As indicated by the data, PMEC maintains a modest capital intensity, with CapEx/Revenue ratios generally remaining below 5% in most periods, suggesting that the firm's primary operational burden is labor-related rather than driven by heavy investment in property, plant, or equipment.
While the low capital intensity is typical for a service-oriented business, the occasional spikes in CapEx warrant investigation to determine if they represent necessary maintenance or speculative growth investments. The current level of spending appears insufficient to drive meaningful operational efficiency gains given the ongoing negative net margins.
Quick answers to the most common questions about buying PMEC stock.
Primech Holdings Ltd. Ordinary Shares (PMEC) generated $7.4M in net cash from operating activities in 2025. This reflects the cash generated directly from core business operations.

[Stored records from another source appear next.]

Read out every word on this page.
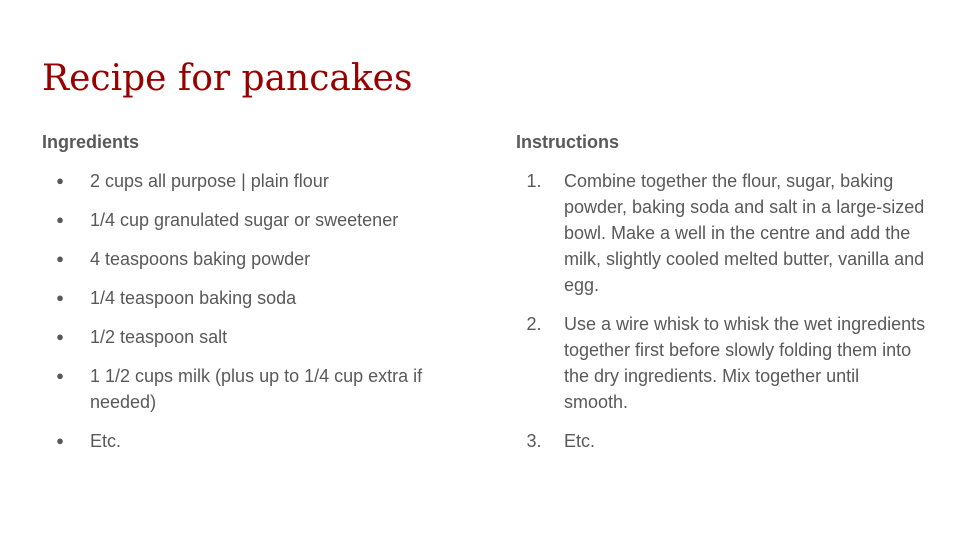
Recipe for pancakes
Ingredients
●	2 cups all purpose | plain flour
●	1/4 cup granulated sugar or sweetener
●	4 teaspoons baking powder
●	1/4 teaspoon baking soda
●	1/2 teaspoon salt
●	1 1/2 cups milk (plus up to 1/4 cup extra if needed)
●	Etc.
Instructions
1.	Combine together the flour, sugar, baking powder, baking soda and salt in a large-sized bowl. Make a well in the centre and add the milk, slightly cooled melted butter, vanilla and egg.
2.	Use a wire whisk to whisk the wet ingredients together first before slowly folding them into the dry ingredients. Mix together until smooth.
3.	Etc.
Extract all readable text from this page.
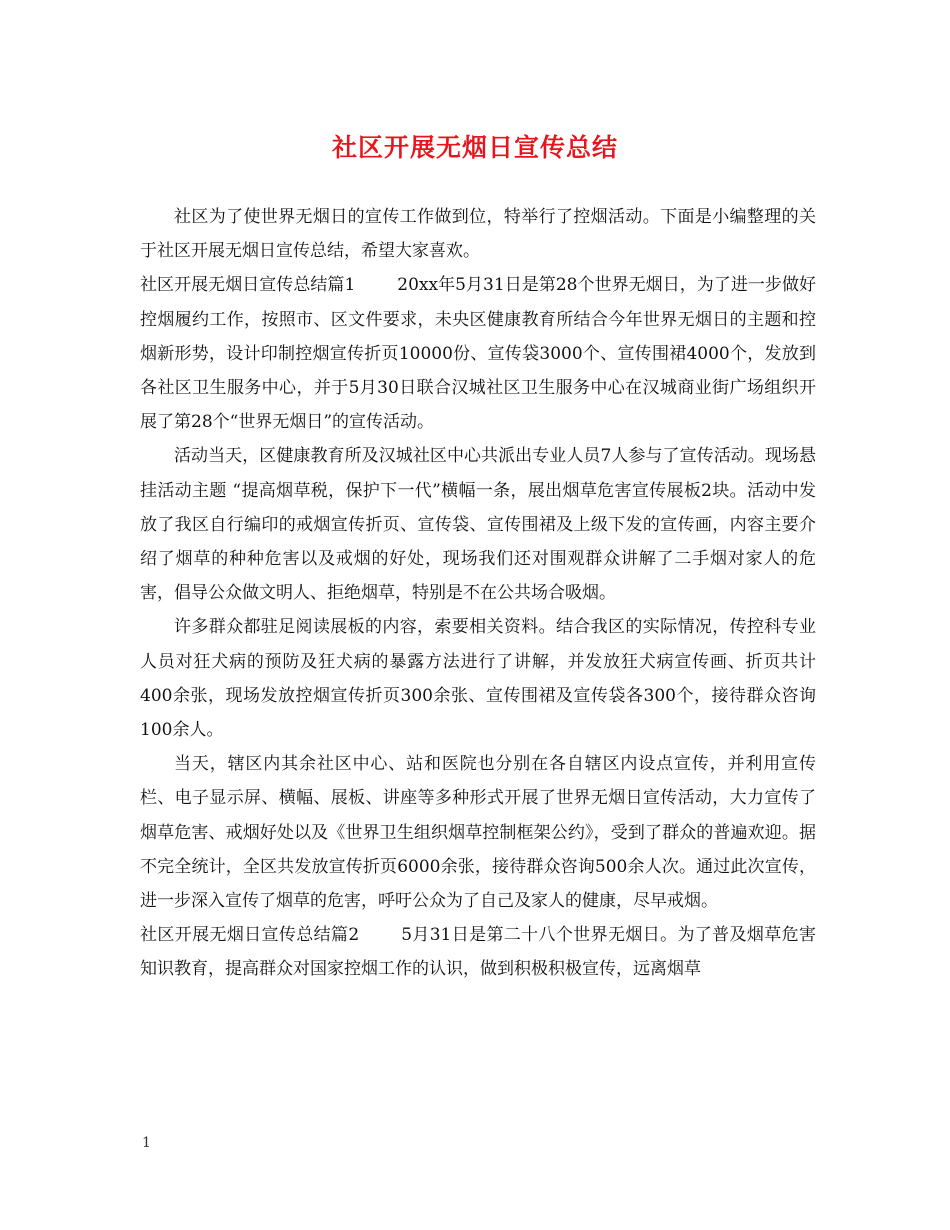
社区开展无烟日宣传总结

社区为了使世界无烟日的宣传工作做到位，特举行了控烟活动。下面是小编整理的关于社区开展无烟日宣传总结，希望大家喜欢。

社区开展无烟日宣传总结篇1 20xx年5月31日是第28个世界无烟日，为了进一步做好控烟履约工作，按照市、区文件要求，未央区健康教育所结合今年世界无烟日的主题和控烟新形势，设计印制控烟宣传折页10000份、宣传袋3000个、宣传围裙4000个，发放到各社区卫生服务中心，并于5月30日联合汉城社区卫生服务中心在汉城商业街广场组织开展了第28个“世界无烟日”的宣传活动。

活动当天，区健康教育所及汉城社区中心共派出专业人员7人参与了宣传活动。现场悬挂活动主题 “提高烟草税，保护下一代”横幅一条，展出烟草危害宣传展板2块。活动中发放了我区自行编印的戒烟宣传折页、宣传袋、宣传围裙及上级下发的宣传画，内容主要介绍了烟草的种种危害以及戒烟的好处，现场我们还对围观群众讲解了二手烟对家人的危害，倡导公众做文明人、拒绝烟草，特别是不在公共场合吸烟。

许多群众都驻足阅读展板的内容，索要相关资料。结合我区的实际情况，传控科专业人员对狂犬病的预防及狂犬病的暴露方法进行了讲解，并发放狂犬病宣传画、折页共计400余张，现场发放控烟宣传折页300余张、宣传围裙及宣传袋各300个，接待群众咨询100余人。

当天，辖区内其余社区中心、站和医院也分别在各自辖区内设点宣传，并利用宣传栏、电子显示屏、横幅、展板、讲座等多种形式开展了世界无烟日宣传活动，大力宣传了烟草危害、戒烟好处以及《世界卫生组织烟草控制框架公约》，受到了群众的普遍欢迎。据不完全统计，全区共发放宣传折页6000余张，接待群众咨询500余人次。通过此次宣传，进一步深入宣传了烟草的危害，呼吁公众为了自己及家人的健康，尽早戒烟。

社区开展无烟日宣传总结篇2 5月31日是第二十八个世界无烟日。为了普及烟草危害知识教育，提高群众对国家控烟工作的认识，做到积极积极宣传，远离烟草

1
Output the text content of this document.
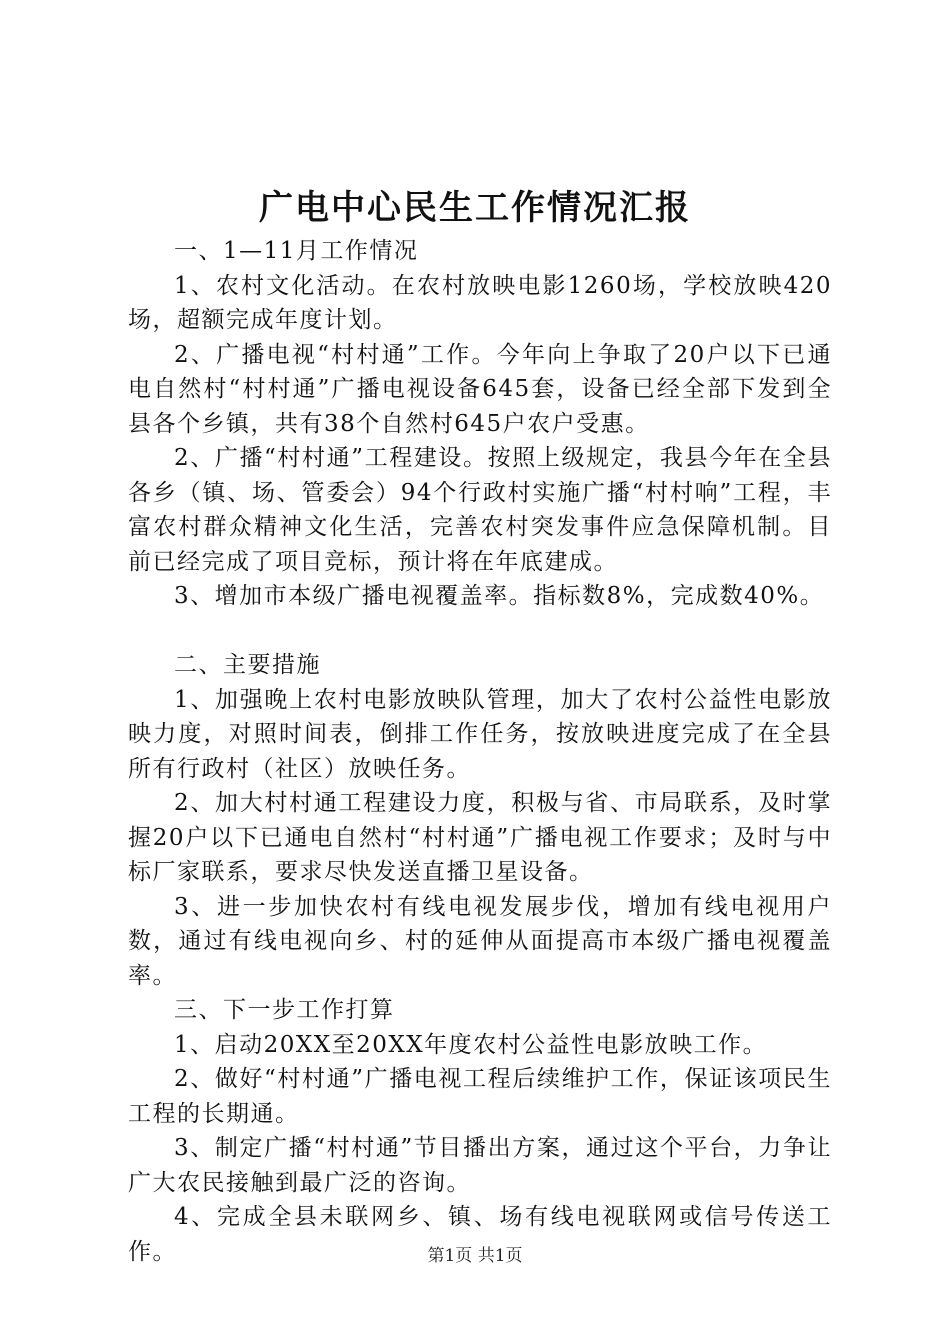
广电中心民生工作情况汇报

一、1—11月工作情况

1、农村文化活动。在农村放映电影1260场，学校放映420场，超额完成年度计划。

2、广播电视“村村通”工作。今年向上争取了20户以下已通电自然村“村村通”广播电视设备645套，设备已经全部下发到全县各个乡镇，共有38个自然村645户农户受惠。

2、广播“村村通”工程建设。按照上级规定，我县今年在全县各乡（镇、场、管委会）94个行政村实施广播“村村响”工程，丰富农村群众精神文化生活，完善农村突发事件应急保障机制。目前已经完成了项目竞标，预计将在年底建成。

3、增加市本级广播电视覆盖率。指标数8%，完成数40%。

二、主要措施

1、加强晚上农村电影放映队管理，加大了农村公益性电影放映力度，对照时间表，倒排工作任务，按放映进度完成了在全县所有行政村（社区）放映任务。

2、加大村村通工程建设力度，积极与省、市局联系，及时掌握20户以下已通电自然村“村村通”广播电视工作要求；及时与中标厂家联系，要求尽快发送直播卫星设备。

3、进一步加快农村有线电视发展步伐，增加有线电视用户数，通过有线电视向乡、村的延伸从面提高市本级广播电视覆盖率。

三、下一步工作打算

1、启动20XX至20XX年度农村公益性电影放映工作。

2、做好“村村通”广播电视工程后续维护工作，保证该项民生工程的长期通。

3、制定广播“村村通”节目播出方案，通过这个平台，力争让广大农民接触到最广泛的咨询。

4、完成全县未联网乡、镇、场有线电视联网或信号传送工作。	第1页 共1页
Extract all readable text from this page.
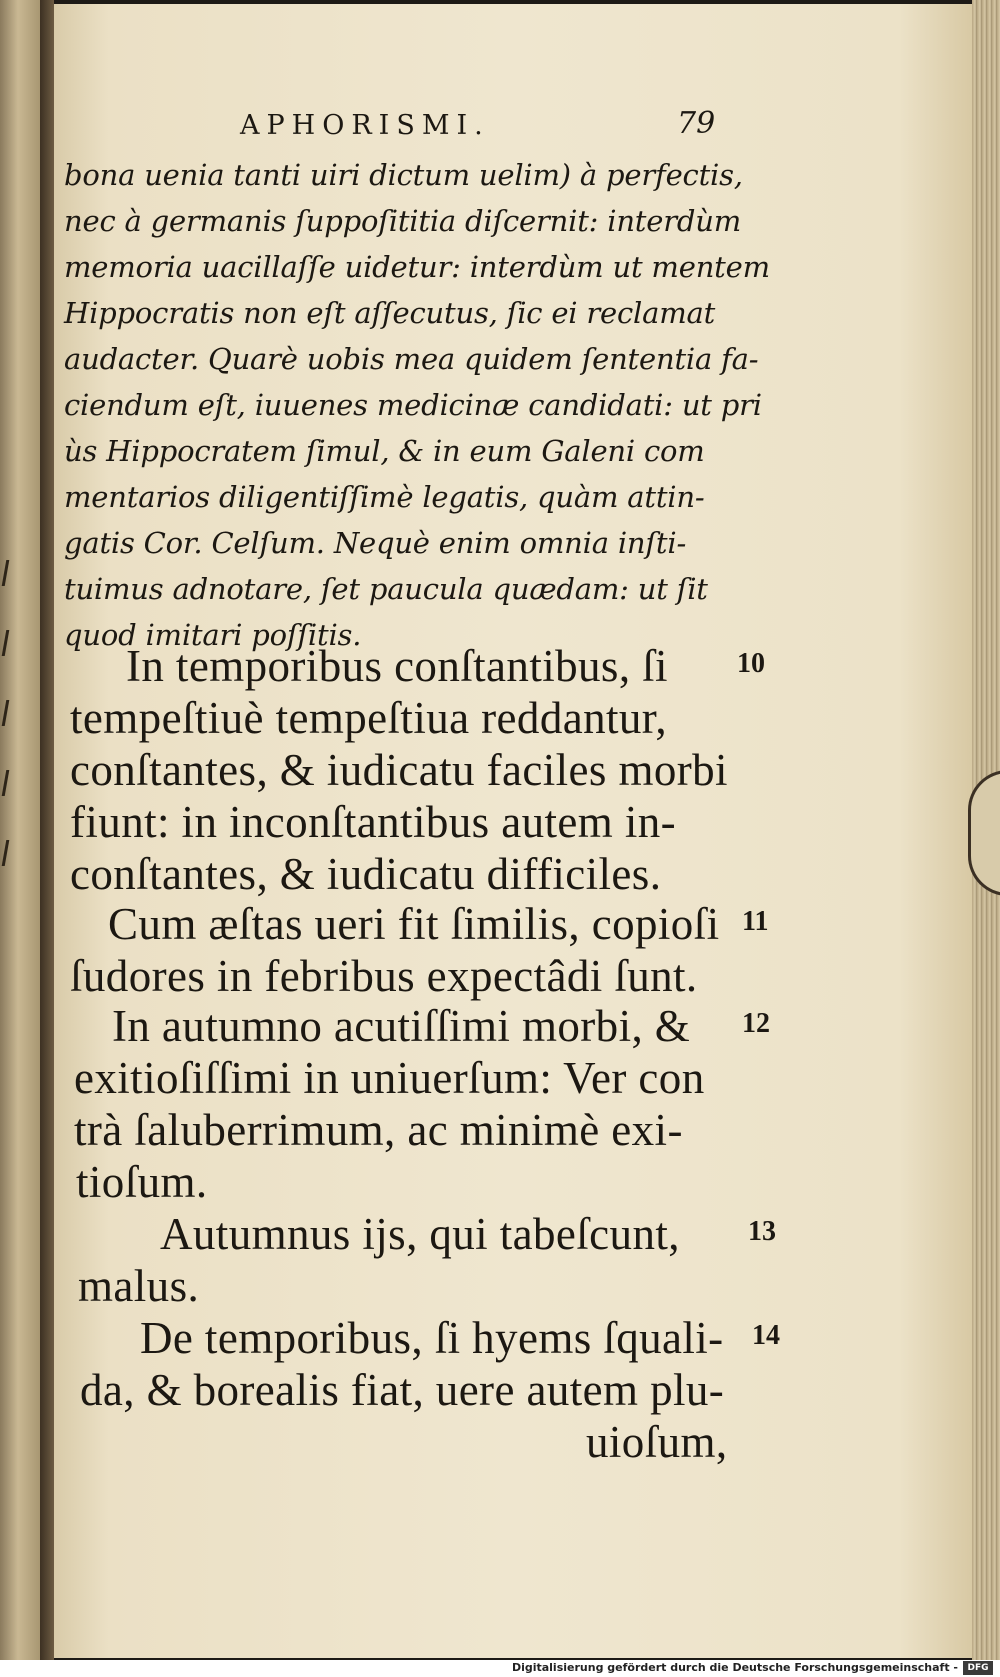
APHORISMI.	79
bona uenia tanti uiri dictum uelim) à perfectis,
nec à germanis ſuppoſititia diſcernit: interdùm
memoria uacillaſſe uidetur: interdùm ut mentem
Hippocratis non eſt aſſecutus, ſic ei reclamat
audacter. Quarè uobis mea quidem ſententia fa-
ciendum eſt, iuuenes medicinæ candidati: ut pri
ùs Hippocratem ſimul, & in eum Galeni com
mentarios diligentiſſimè legatis, quàm attin-
gatis Cor. Celſum. Nequè enim omnia inſti-
tuimus adnotare, ſet paucula quædam: ut ſit
quod imitari poſſitis.
In temporibus conſtantibus, ſi
tempeſtiuè tempeſtiua reddantur,
conſtantes, & iudicatu faciles morbi
fiunt: in inconſtantibus autem in-
conſtantes, & iudicatu difficiles.
Cum æſtas ueri fit ſimilis, copioſi
ſudores in febribus expectâdi ſunt.
In autumno acutiſſimi morbi, &
exitioſiſſimi in uniuerſum: Ver con
trà ſaluberrimum, ac minimè exi-
tioſum.
Autumnus ijs, qui tabeſcunt,
malus.
De temporibus, ſi hyems ſquali-
da, & borealis fiat, uere autem plu-
uioſum,
10
11
12
13
14
Digitalisierung gefördert durch die Deutsche Forschungsgemeinschaft -	DFG
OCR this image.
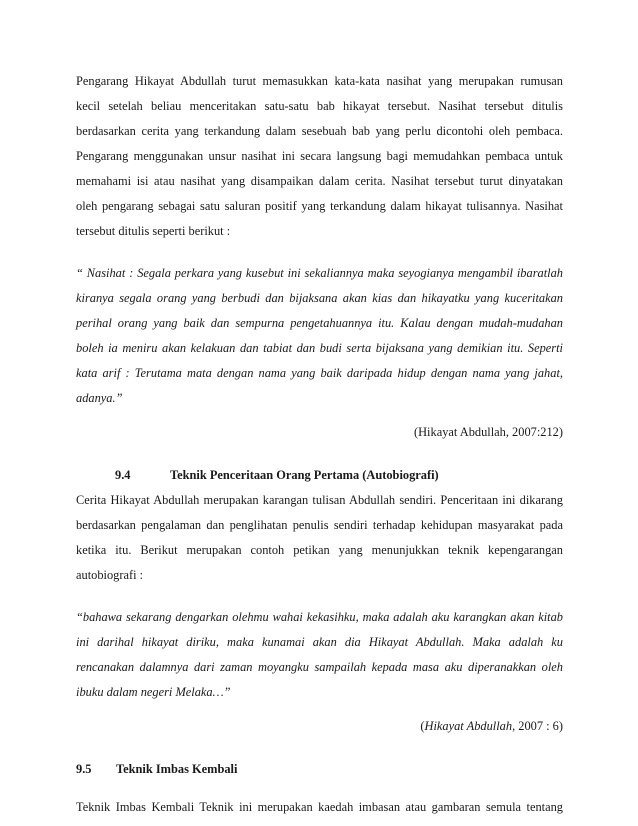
Pengarang Hikayat Abdullah turut memasukkan kata-kata nasihat yang merupakan rumusan
kecil setelah beliau menceritakan satu-satu bab hikayat tersebut. Nasihat tersebut ditulis
berdasarkan cerita yang terkandung dalam sesebuah bab yang perlu dicontohi oleh pembaca.
Pengarang menggunakan unsur nasihat ini secara langsung bagi memudahkan pembaca untuk
memahami isi atau nasihat yang disampaikan dalam cerita. Nasihat tersebut turut dinyatakan
oleh pengarang sebagai satu saluran positif yang terkandung dalam hikayat tulisannya. Nasihat
tersebut ditulis seperti berikut :

“ Nasihat : Segala perkara yang kusebut ini sekaliannya maka seyogianya mengambil ibaratlah
kiranya segala orang yang berbudi dan bijaksana akan kias dan hikayatku yang kuceritakan
perihal orang yang baik dan sempurna pengetahuannya itu. Kalau dengan mudah-mudahan
boleh ia meniru akan kelakuan dan tabiat dan budi serta bijaksana yang demikian itu. Seperti
kata arif : Terutama mata dengan nama yang baik daripada hidup dengan nama yang jahat,
adanya.”

(Hikayat Abdullah, 2007:212)
9.4	Teknik Penceritaan Orang Pertama (Autobiografi)

Cerita Hikayat Abdullah merupakan karangan tulisan Abdullah sendiri. Penceritaan ini dikarang
berdasarkan pengalaman dan penglihatan penulis sendiri terhadap kehidupan masyarakat pada
ketika itu. Berikut merupakan contoh petikan yang menunjukkan teknik kepengarangan
autobiografi :

“bahawa sekarang dengarkan olehmu wahai kekasihku, maka adalah aku karangkan akan kitab
ini darihal hikayat diriku, maka kunamai akan dia Hikayat Abdullah. Maka adalah ku
rencanakan dalamnya dari zaman moyangku sampailah kepada masa aku diperanakkan oleh
ibuku dalam negeri Melaka…”

(Hikayat Abdullah, 2007 : 6)
9.5	Teknik Imbas Kembali

Teknik Imbas Kembali Teknik ini merupakan kaedah imbasan atau gambaran semula tentang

Primech Holdings Ltd. Ordinary Shares (PMEC) generated $6.3M in free cash flow in 2025. Free cash flow is the cash left over after capital expenditures, which can be used to pay dividends, repurchase shares, or pay down debt.
Primech Holdings Ltd. Ordinary Shares (PMEC) spent $1.1M on capital expenditures in 2025. CapEx represents the cash invested in physical assets like property, plant, and equipment to maintain or grow the business.